Page:Revue des Deux Mondes - 1880 - tome 38.djvu/901

Le texte de cette page a été corrigé et est conforme au fac-similé.

tour antique, une porte ornée de chapiteaux, d’un entablement du temps de Trajan, offrent de curieux débris ; à l’époque byzantine, on a eu quelque souci de recueillir des membres d’architecture antique et de les enchâsser, un peu au. hasard, dans les murs des tours et des courtines.

Aujourd’hui, ces murailles sont dans l’état d’abandon le plus complet.
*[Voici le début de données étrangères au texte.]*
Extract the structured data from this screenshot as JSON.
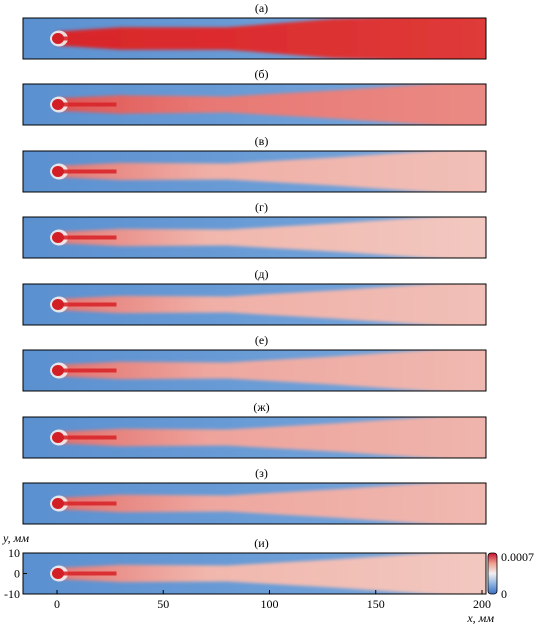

Du côté du port, les pans de murs aux teintes dorées, crevassés par le temps, sont à demi envahis par une végétation vigoureuse qu’entretient la fraîcheur d’un petit ruisseau coulant dans l’ancien fossé. Près d’une poudrière qui surmonte un reste de tour antique, une sentinelle turque se promène indolemment derrière les créneaux ruinés et de temps à autre regarde vers le port d’un air nonchalant; mais seuls les caïques marchands de Rhodes ou de Samos se balancent dans la rade paisible que ne défendent plus les lourdes chaînes de fer autrefois brisées à coups de canon par les galères vénitiennes de Mocenigo.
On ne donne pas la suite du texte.